[Editor’s Note: The California Supreme Court granted review of Haggerty v. Thornton on December 22, 2021 in Case No. S271483. The Supreme Court is likely to resolve the conflict between Haggerty v. Thornton and King v. Lynch. In the meantime, per the Supreme Court’s order, the Haggerty opinion remains citable.]
The Legislature and courts endeavor to create well-defined laws, lest we devolve into the governance of Emperor Nero, who reputedly posted edicts high atop columns so as to be painfully difficult for the masses to read. As Nero surely knew, clarity in the law is critical for people to know how to act, especially when far-reaching consequences are at play. But despite our government’s best intentions to post edicts in clear print and at eye-level, ambiguities in the law often emerge when statutes are scrutinized. As this post demonstrates, the statute concerning trust modification/amendment is no exception.

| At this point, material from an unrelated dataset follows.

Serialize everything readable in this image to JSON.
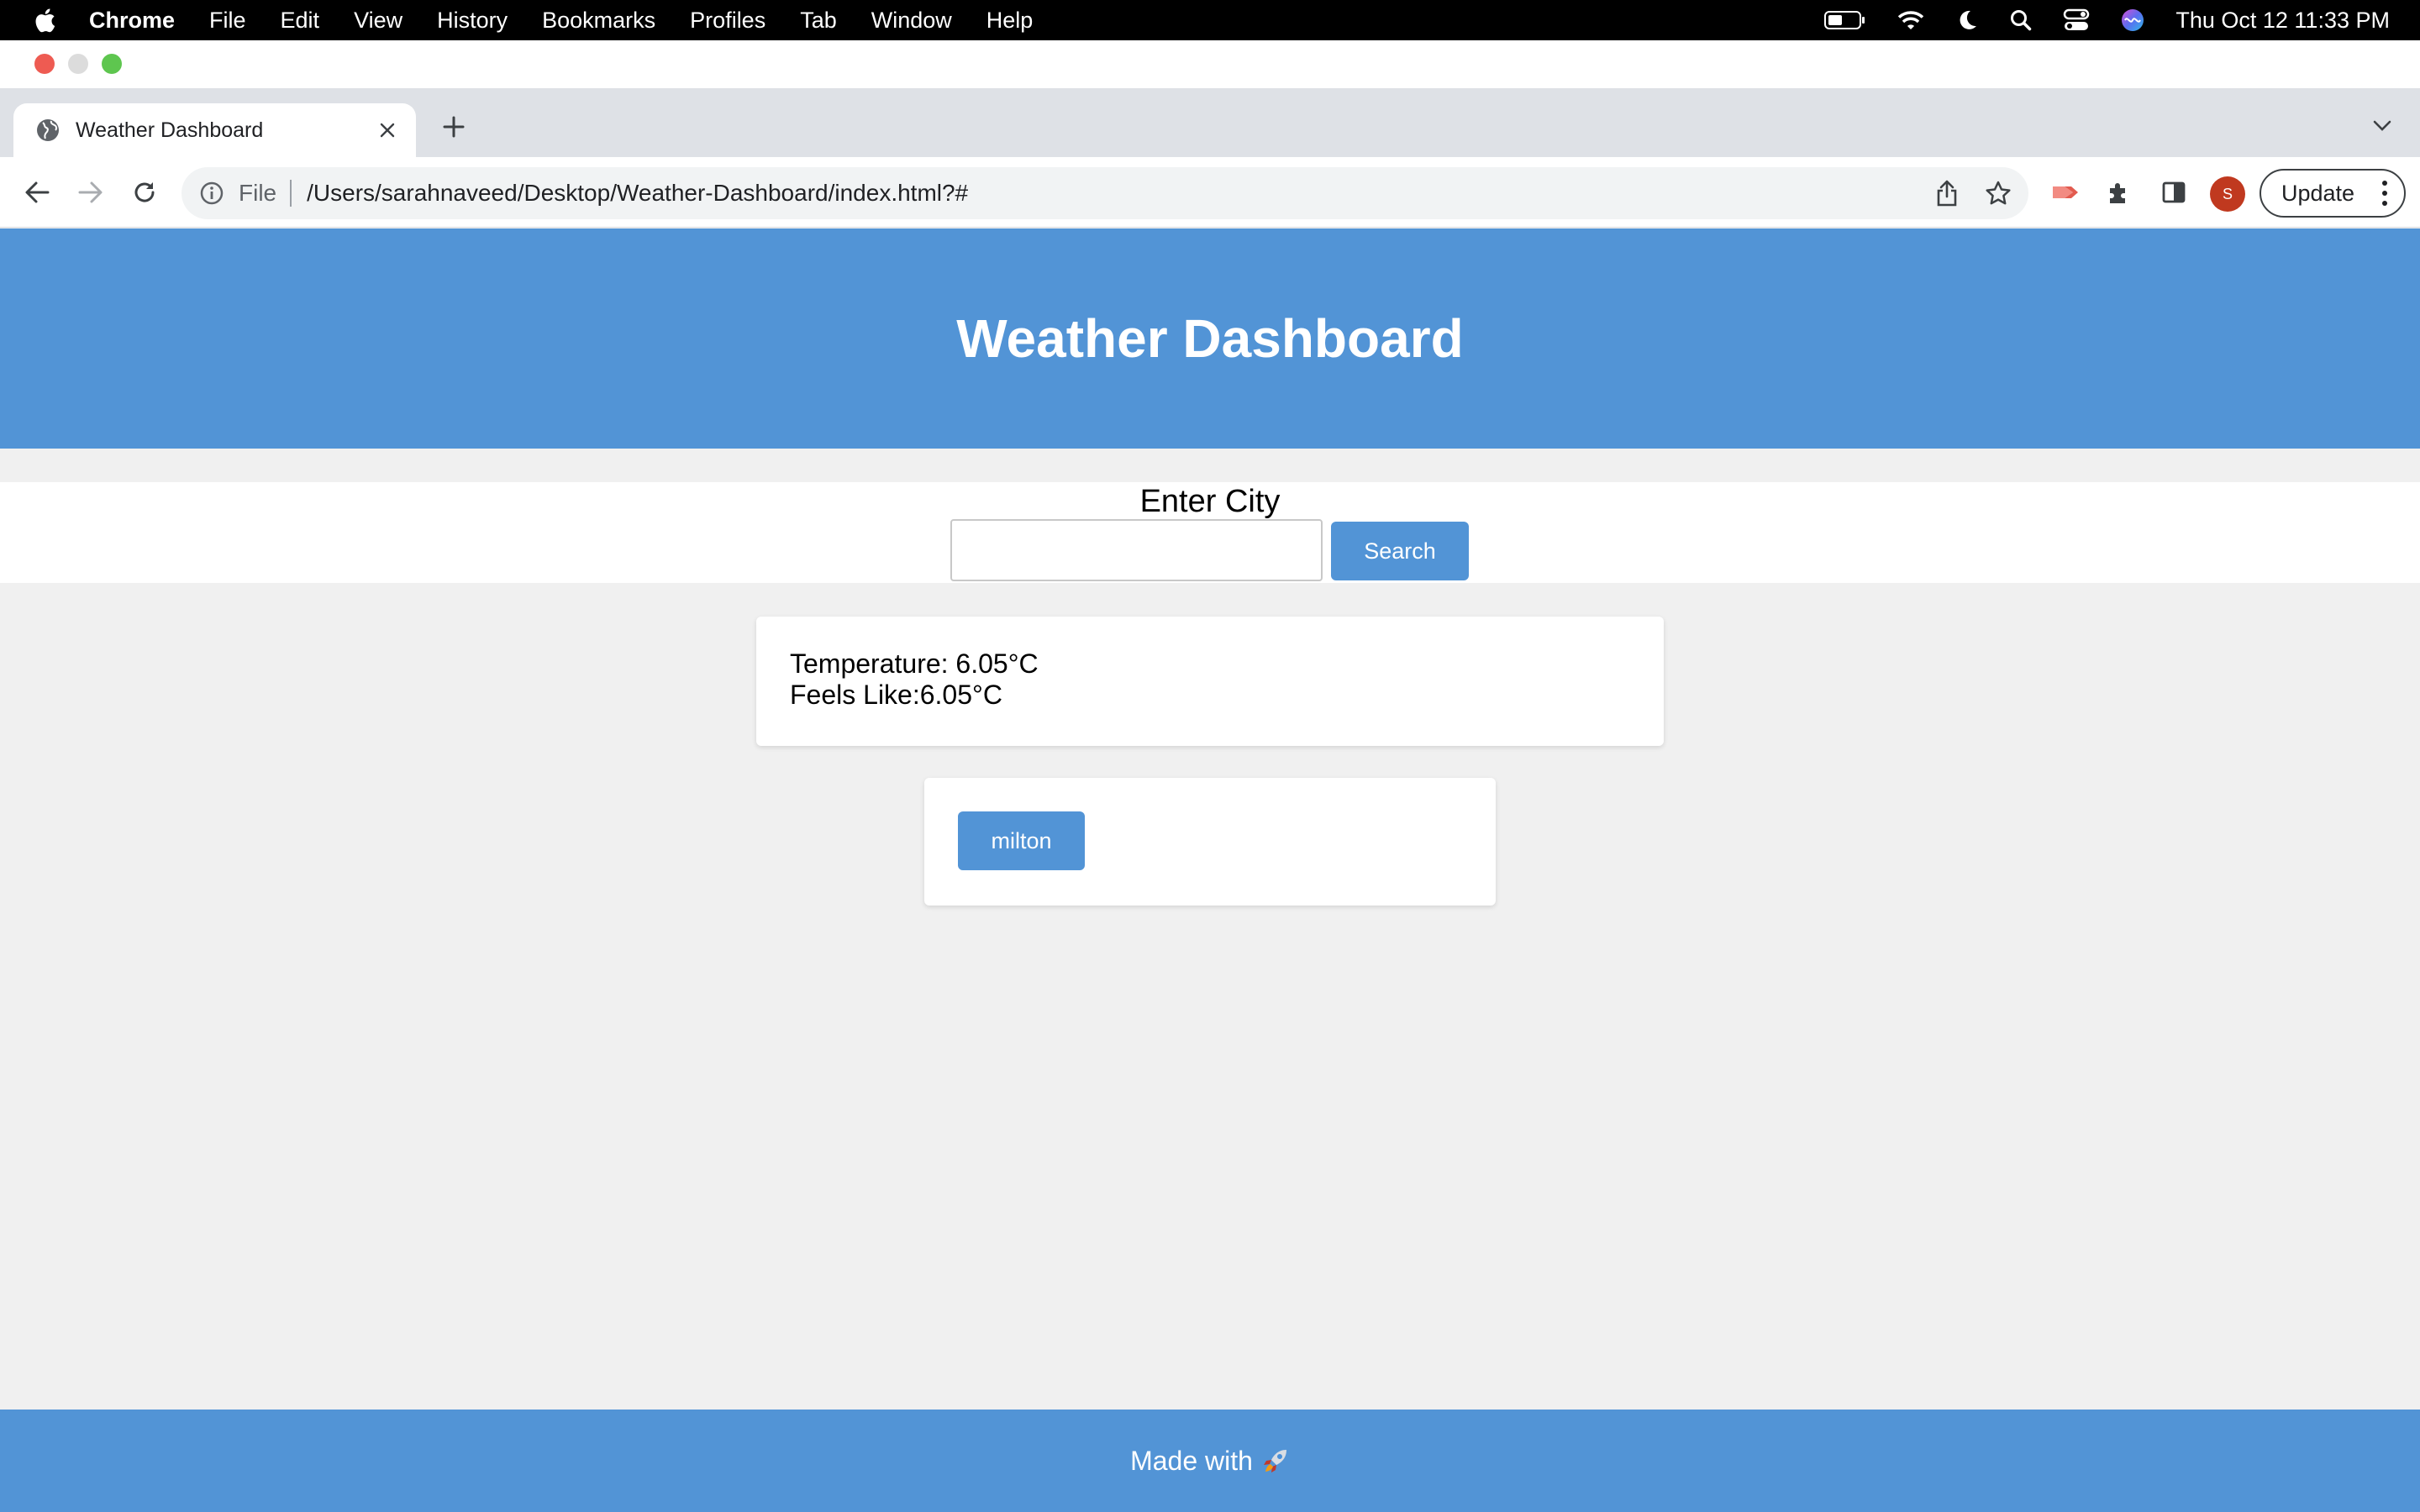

In Haggerty v. Thornton (2021) 68 Cal.App.5th 1003, the Fourth District Court of Appeal challenged the Fifth District Court of Appeal’s opinion in King v. Lynch (2012) 139 Cal.App.4th 1186 over the contours of Probate Code section 15402, which concerns a settlor’s right to modify or amend a trust. Haggerty’s rejection of the rule of law established in King creates a split of authority. This game of thrones amongst the appellate “kingdoms” eventually may find its way to “King’s Landing,” i.e., the California Supreme Court.